El retrato que emerge de la reciente entrevista que dio Carlos Salinas es de cuerpo entero. La imagen, propósito del esfuerzo periodístico, no deja resquicio alguno a la improvisación y presenta al personaje tal cual es. La inteligencia que se le reconoce por muchos lados, se va entreverando con una realidad tan deformada que obliga, al menos, a ponerla en entredicho.
No se puede caer en la gratuita suposición de que Salinas desgrana a su hábil antojo la relación mantenida con Colosio porque quiere alejarse de la conjura supuesta. Así la entiende y de esa manera pretende hacer de su cercanía una coraza y con los toques con que amasa la formación de un candidato asentar las pruebas de su inocencia. No quiere decir tal cosa que Salinas sea, en efecto, el inspirador del complot asesino sino que el tutelaje ejercido sobre el presidente del PRI (89 a 92) no dispensa ni achica la distancia que se dio hacia el final, ni tampoco obliga la deseada continuidad de una forma de gobernar.
La peregrina versión chiapaneca no sólo es gratuita sino que debe usarse como medida de sus alcances conceptuales. La pedestre relatoría de su carencia de información confiable y oportuna sobre las andanzas del hermano da el santo y la seña de sus torpes escamoteos para evadir las consecuencias de sus actos y no es, por tanto, táctica de engaño o autocomplacencia. La repetida valuación de la conducta de Camacho como socio, amigo y cómplice al que otorgó un amplio margen de movimiento es, si se quiere ser condescendiente, usada para descubrir el lado candoroso de un presidente pero no condena, destruye o minimiza el rol desempeñado por aquél durante todo el sexenio o en los trágicos sucesos.
Pero si se hace el esfuerzo por alejarse del enjuiciamiento estrictamente individual y se enfoca la entrevista desde la perspectiva global, entonces se notan mejor las carencias y cortedades de la visión de Salinas. Seguir afirmando que Solidaridad sembró bases para descentralizar la política al situar las decisiones al nivel de la comunidad, es falaz. La centralización que impuso su intervención junto con la intermediación de la enorme burocracia creada ex profeso, hizo de las peticiones locales un mero instrumento justificatorio para ir modelando aquel llamado ``piso social'' sobre el que se pensó, ilusamente, construir un nuevo partido. Solidaridad fue, en resumidas cuentas, más un esfuerzo propagandístico personal y de gobierno que un programa para combatir las desigualdades y la pobreza extrema. Pensar que durante su sexenio Salinas pudo o debió llevar a cabo una reforma electoral de la calidad y extensión de la habida en 96, es no entender la contradicción entre el saneamiento del ámbito público y la manipulación que de él se hizo con el Pronasol.

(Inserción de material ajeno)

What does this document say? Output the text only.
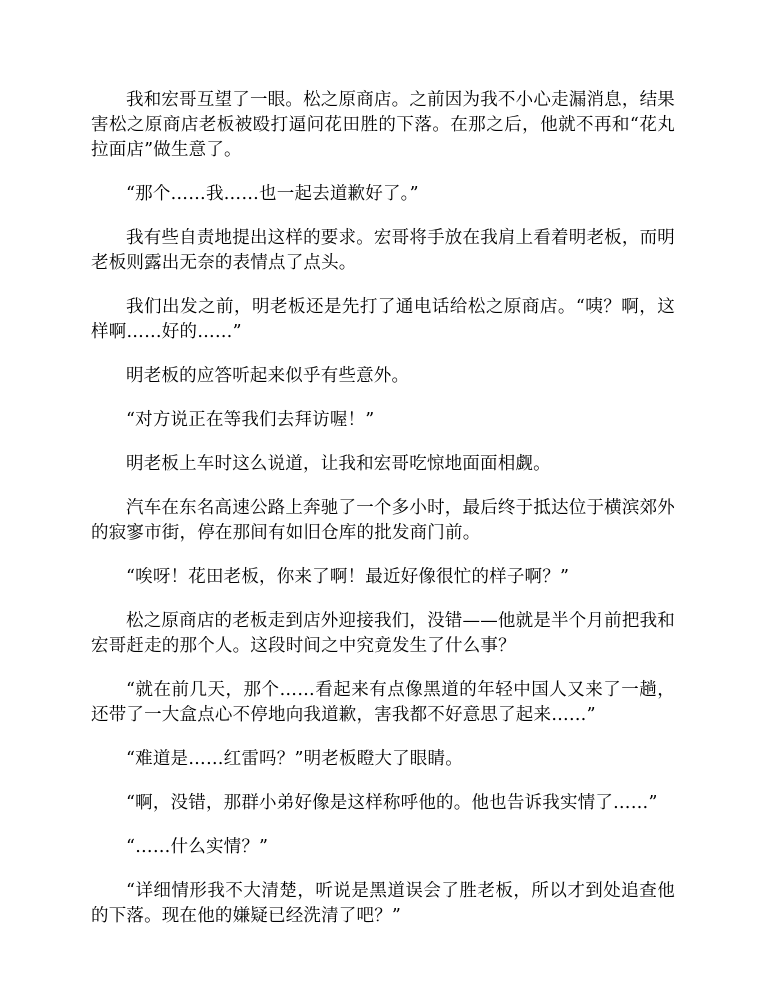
我和宏哥互望了一眼。松之原商店。之前因为我不小心走漏消息，结果害松之原商店老板被殴打逼问花田胜的下落。在那之后，他就不再和“花丸拉面店”做生意了。

“那个……我……也一起去道歉好了。”

我有些自责地提出这样的要求。宏哥将手放在我肩上看着明老板，而明老板则露出无奈的表情点了点头。

我们出发之前，明老板还是先打了通电话给松之原商店。“咦？啊，这样啊……好的……”

明老板的应答听起来似乎有些意外。

“对方说正在等我们去拜访喔！”

明老板上车时这么说道，让我和宏哥吃惊地面面相觑。

汽车在东名高速公路上奔驰了一个多小时，最后终于抵达位于横滨郊外的寂寥市街，停在那间有如旧仓库的批发商门前。

“唉呀！花田老板，你来了啊！最近好像很忙的样子啊？”

松之原商店的老板走到店外迎接我们，没错——他就是半个月前把我和宏哥赶走的那个人。这段时间之中究竟发生了什么事？

“就在前几天，那个……看起来有点像黑道的年轻中国人又来了一趟，还带了一大盒点心不停地向我道歉，害我都不好意思了起来……”

“难道是……红雷吗？”明老板瞪大了眼睛。

“啊，没错，那群小弟好像是这样称呼他的。他也告诉我实情了……”

“……什么实情？”

“详细情形我不大清楚，听说是黑道误会了胜老板，所以才到处追查他的下落。现在他的嫌疑已经洗清了吧？”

A dos años de distancia de haber finalizado su administración, Salinas debería estar en condiciones para ejercer cierta crítica sobre su accionar e intenciones. No hay tal, fuera de una duda planteada acerca de las posibilidades que tuvo el reducido grupo de tecnócratas del que se rodeó en su intentona para cambiar o transformar un sistema esclerótico. Al admitir Salinas que ello puede ser un atractivo sujeto de análisis da el único indicio de su contacto con la realidad. No es mucho, pero algo logra.
Lo que debía prender todas las alarmas a sus intentos restauradores de imagen es la escasa penetración lograda en el juego de partidos, la economía o en el avanzado proceso electoral. Ni siquiera en el PRI causó efectos notables. La tensión impuesta por la selección de candidatos para el DF, la formación de simpatías entre los votantes capitalinos y el diseño de estrategias de campaña no se vieron afectadas por esta nueva aparición del ex presidente. Los comentarios y análisis al respecto han vacunado contra segundas intenciones si es que las hay. Muy a pesar de Salinas, la sociedad mexicana ha dejado a la vera de sus desgracias los avatares de un político de medianos alcances que, por sus ambiciones desmedidas y fiero trasiego, le mermó sus posibilidades de mejorar los niveles de vida por muchos años.